Dal febbraio del 1946 al luglio del 1954 porta a termine i suoi studi e diventa Pastore. Il 13 ottobre 1954 sposa la nostra Müsch e dalla loro unione nascono 4 figli: nel 1955 Dorothea, nel 1957 Brigitte, nel 1959 Guntbert e nel 1968 Johannes. Viaggi, conferenze e la stesura di libri si susseguono, fin quando nel 1990 qualcosa di inaspettato accade. Eberhard inizia ad ammalarsi, la diagnosi dei neurologi dice: demenza.
La nostra Müsch, si ferma, incamera quanta più aria possibile, e resta alcuni secondi in silenzio, un silenzio assordante. A parlare sono i suoi grandi occhi azzurri, un mare in tempesta si intravede, un oceano di dolore, e una lacrima le riga il volto. Facciamo una piccola pausa e mi racconta che nel 1990 inizia un vero e proprio calvario. Si susseguono periodi in cui Eberhard non sente, a periodi di mutismo, di alterazione del bioritmo e della percezione del giorno e della notte. La percezione della realtà è alterata. Irrequietezza e tentativi di fuga fino a disperati tentativi di suicidio.
Eberhard non accettava la gabbia, la prigione in cui era ripiombato dopo 45 anni. Di nuovo. Si susseguono ricoveri in varie strutture, cosulti di tanti medici e neurologi. I figli e tutti i nipoti, sempre a supportare i nonni, sempre disponibili a qualsiasi ora del giorno e della notte. Müsch con gli occhi lucidi ma pieni di amore, l’amore di una nonna per i nipoti, mi chiede: “Conosci questa parola: “Schutzengel”?”. Io rispondo di sì, la parola significa “angelo custode”, e lei aggiunge: “Per me in quel periodo i nostri nipoti erano diventati dei veri e propri “Schutzenkel”, “nipoti custodi’”. La famiglia era unita, pronta a combattere il mostro: questa malattia così spaventosa e distruttiva.
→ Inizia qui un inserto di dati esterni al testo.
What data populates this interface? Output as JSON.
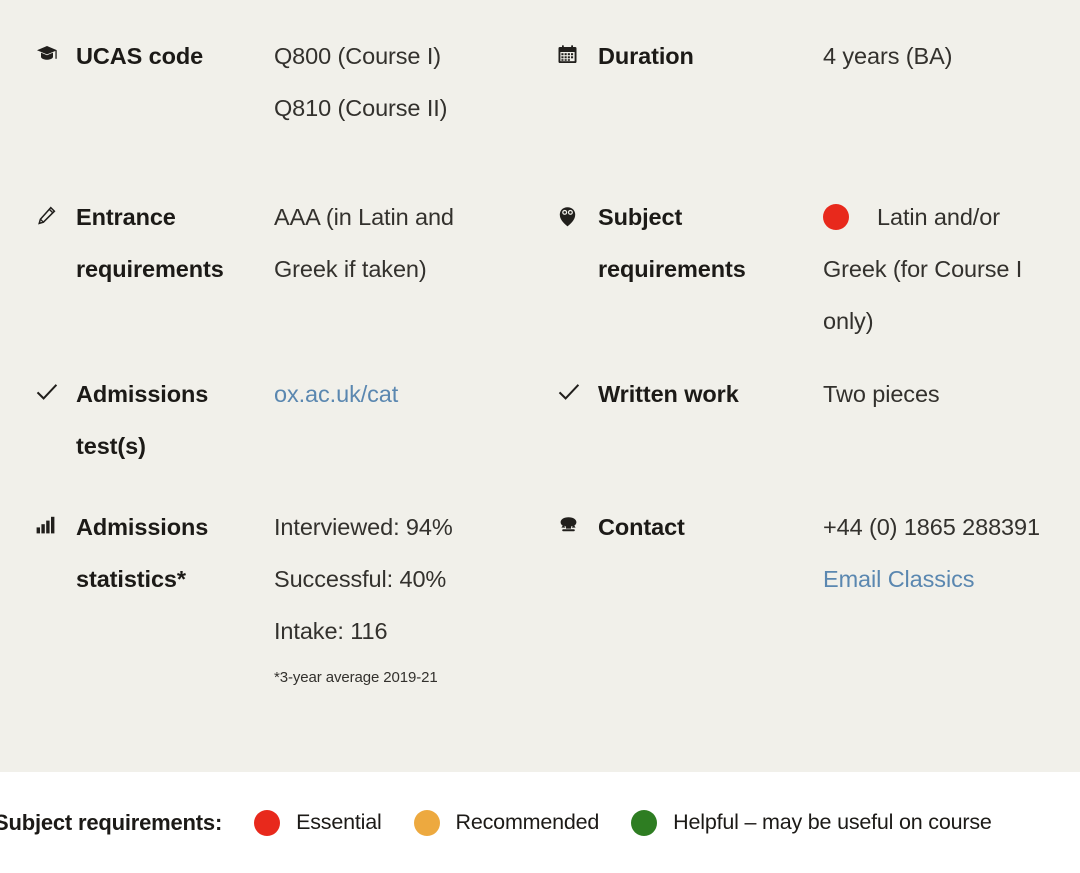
{
  "panel": {
    "rows": [
      {
        "left": {
          "icon": "graduation-cap-icon",
          "label": "UCAS code",
          "lines": [
            "Q800 (Course I)",
            "Q810 (Course II)"
          ]
        },
        "right": {
          "icon": "calendar-icon",
          "label": "Duration",
          "lines": [
            "4 years (BA)"
          ]
        }
      },
      {
        "left": {
          "icon": "pencil-icon",
          "label": "Entrance requirements",
          "lines": [
            "AAA (in Latin and",
            "Greek if taken)"
          ]
        },
        "right": {
          "icon": "owl-icon",
          "label": "Subject requirements",
          "dot_color": "#e8291c",
          "lines": [
            "Latin and/or",
            "Greek (for Course I",
            "only)"
          ]
        }
      },
      {
        "left": {
          "icon": "check-icon",
          "label": "Admissions test(s)",
          "link_text": "ox.ac.uk/cat"
        },
        "right": {
          "icon": "check-icon",
          "label": "Written work",
          "lines": [
            "Two pieces"
          ]
        }
      },
      {
        "left": {
          "icon": "bar-chart-icon",
          "label": "Admissions statistics*",
          "lines": [
            "Interviewed: 94%",
            "Successful: 40%",
            "Intake: 116"
          ],
          "footnote": "*3-year average 2019-21"
        },
        "right": {
          "icon": "telephone-icon",
          "label": "Contact",
          "lines": [
            "+44 (0) 1865 288391"
          ],
          "link_text": "Email Classics"
        }
      }
    ]
  },
  "legend": {
    "title": "Subject requirements:",
    "items": [
      {
        "color": "#e8291c",
        "label": "Essential"
      },
      {
        "color": "#eda93f",
        "label": "Recommended"
      },
      {
        "color": "#2e7d22",
        "label": "Helpful – may be useful on course"
      }
    ]
  },
  "stats": {
    "interviewed_pct": 94,
    "successful_pct": 40,
    "intake": 116
  }
}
Dopo dei piccolissimi miglioramenti, grazie alla cura costante della famiglia e alla nostra Müsch, una vera e propria guerriera, riescono a farlo tornare a casa. Eberhard non parla, non si esprime, e non ricorda più molte cose. Müsch gli mostra le loro foto, a volte fa fatica a ricordare chi sia lei e prova a scappare, vuole fuggire lontano. Si dispera perché alcune porte sono state chiuse a chiave (chiaramente per evitare la sua fuga), e diventa violento.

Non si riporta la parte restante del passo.